DPG and DDPG

In this post, I am sharing my understanding regarding Deterministic Policy Gradient Algorithm (DPG) [1] and its deep-learning version (DDPG) [2].

We have introduced policy gradient theorem in [3, 4]. Here, we briefly recap. The objective function of policy gradient methods is:

$latex J(\theta)=\sum\limits_{s \in S} d^\pi(s) V^\pi(s)=\sum\limits_{s \in S} d^\pi(s) \sum\limits_{a \in A} \pi(a|s) Q^\pi(s,a), &s=2$

where $latex \pi$ represents $latex \pi_\theta$, $latex d^\pi(s)$ is the stationary distribution of Markov chain for $latex \pi$, $latex V^\pi(s)=\mathbb{E}_{a \sim \pi}[G_t|S_t=s]$, and $latex Q^{\pi}(s,a)=\mathbb{E}_{a \sim \pi}[G_t|S_t=s, A_t=a]$. $latex G_t$ is accumulated rewards since time step $latex t$: $latex G_t=\sum^\infty_{k=0}\gamma^k R_{t+k}$.

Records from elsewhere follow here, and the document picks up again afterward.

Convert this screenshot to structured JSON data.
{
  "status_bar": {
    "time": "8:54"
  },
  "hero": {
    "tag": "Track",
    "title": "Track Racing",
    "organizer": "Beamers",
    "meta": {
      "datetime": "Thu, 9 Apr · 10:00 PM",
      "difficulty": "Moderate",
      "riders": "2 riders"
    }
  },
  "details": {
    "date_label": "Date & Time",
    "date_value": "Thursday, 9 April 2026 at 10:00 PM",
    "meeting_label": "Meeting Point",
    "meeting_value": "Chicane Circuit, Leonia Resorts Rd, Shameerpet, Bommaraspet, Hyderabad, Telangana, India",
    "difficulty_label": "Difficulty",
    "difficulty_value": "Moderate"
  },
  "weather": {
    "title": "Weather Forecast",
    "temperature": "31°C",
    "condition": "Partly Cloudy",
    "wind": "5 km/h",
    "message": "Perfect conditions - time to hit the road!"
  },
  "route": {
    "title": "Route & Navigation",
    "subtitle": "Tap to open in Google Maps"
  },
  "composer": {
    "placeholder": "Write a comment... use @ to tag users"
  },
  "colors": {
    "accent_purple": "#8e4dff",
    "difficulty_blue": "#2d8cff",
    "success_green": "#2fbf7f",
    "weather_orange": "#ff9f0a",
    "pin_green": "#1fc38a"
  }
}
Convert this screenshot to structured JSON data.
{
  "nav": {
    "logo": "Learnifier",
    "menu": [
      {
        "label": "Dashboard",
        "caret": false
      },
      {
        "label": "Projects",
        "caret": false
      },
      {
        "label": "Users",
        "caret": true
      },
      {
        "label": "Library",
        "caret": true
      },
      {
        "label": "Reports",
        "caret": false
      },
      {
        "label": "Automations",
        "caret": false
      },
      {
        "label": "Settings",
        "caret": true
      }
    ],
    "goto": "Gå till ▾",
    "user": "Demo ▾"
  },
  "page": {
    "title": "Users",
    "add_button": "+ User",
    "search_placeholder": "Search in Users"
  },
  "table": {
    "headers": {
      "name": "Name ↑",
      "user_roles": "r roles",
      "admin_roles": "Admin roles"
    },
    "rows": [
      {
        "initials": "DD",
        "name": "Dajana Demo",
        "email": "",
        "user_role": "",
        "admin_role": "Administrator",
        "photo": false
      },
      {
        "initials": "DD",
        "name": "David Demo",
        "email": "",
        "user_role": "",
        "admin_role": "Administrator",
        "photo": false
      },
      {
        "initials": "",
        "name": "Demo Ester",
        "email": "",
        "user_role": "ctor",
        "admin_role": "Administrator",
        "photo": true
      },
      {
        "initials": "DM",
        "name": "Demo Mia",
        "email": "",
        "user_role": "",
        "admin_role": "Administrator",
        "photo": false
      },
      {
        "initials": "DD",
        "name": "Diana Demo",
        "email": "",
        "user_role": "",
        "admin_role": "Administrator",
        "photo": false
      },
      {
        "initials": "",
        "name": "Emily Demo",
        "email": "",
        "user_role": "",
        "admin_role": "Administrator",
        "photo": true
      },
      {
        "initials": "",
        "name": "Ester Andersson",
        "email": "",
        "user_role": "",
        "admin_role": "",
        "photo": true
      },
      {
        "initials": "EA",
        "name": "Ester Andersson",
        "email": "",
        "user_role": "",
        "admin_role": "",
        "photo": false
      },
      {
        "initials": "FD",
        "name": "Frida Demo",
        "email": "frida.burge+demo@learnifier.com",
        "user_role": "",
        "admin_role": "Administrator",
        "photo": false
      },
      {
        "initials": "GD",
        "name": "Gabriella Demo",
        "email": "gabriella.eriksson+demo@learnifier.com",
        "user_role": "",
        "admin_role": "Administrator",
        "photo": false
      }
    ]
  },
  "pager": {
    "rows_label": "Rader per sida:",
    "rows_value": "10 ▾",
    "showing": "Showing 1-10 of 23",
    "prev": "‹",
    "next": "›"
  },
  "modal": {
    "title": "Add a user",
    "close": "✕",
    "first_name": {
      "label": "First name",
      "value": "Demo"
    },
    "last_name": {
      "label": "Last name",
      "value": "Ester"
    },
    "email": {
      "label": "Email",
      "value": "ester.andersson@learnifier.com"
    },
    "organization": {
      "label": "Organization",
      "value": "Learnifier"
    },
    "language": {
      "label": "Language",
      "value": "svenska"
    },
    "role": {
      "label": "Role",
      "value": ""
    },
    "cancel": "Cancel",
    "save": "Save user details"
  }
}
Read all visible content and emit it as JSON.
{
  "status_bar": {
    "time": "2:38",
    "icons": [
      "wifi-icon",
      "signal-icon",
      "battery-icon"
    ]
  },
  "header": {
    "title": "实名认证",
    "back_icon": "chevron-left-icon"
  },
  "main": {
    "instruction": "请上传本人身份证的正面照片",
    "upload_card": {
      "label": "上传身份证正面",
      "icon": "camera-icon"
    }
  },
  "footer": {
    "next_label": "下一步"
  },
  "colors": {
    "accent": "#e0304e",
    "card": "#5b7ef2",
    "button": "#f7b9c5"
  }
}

Policy gradient theorem proves that the gradient of policy parameters with regard to $latex J(\theta)$ is:

$latex \nabla_\theta J(\theta) = \mathbb{E}_{\pi}[Q^\pi(s,a)\nabla_\theta ln \pi_\theta(a|s)] &s=2$

More specifically, the policy gradient theorem we are talking about is stochastic policy gradient theorem because at each state the policy outputs a stochastic action distribution $latex \pi(s|a)$.

However, the policy gradient theorem implies that policy gradient must be calculated on-policy, as $latex \mathbb{E}_{\pi}:=\mathbb{E}_{s\sim d^{\pi}, a\sim \pi}$ means the state and action distribution is generated by following $latex \pi_\theta$.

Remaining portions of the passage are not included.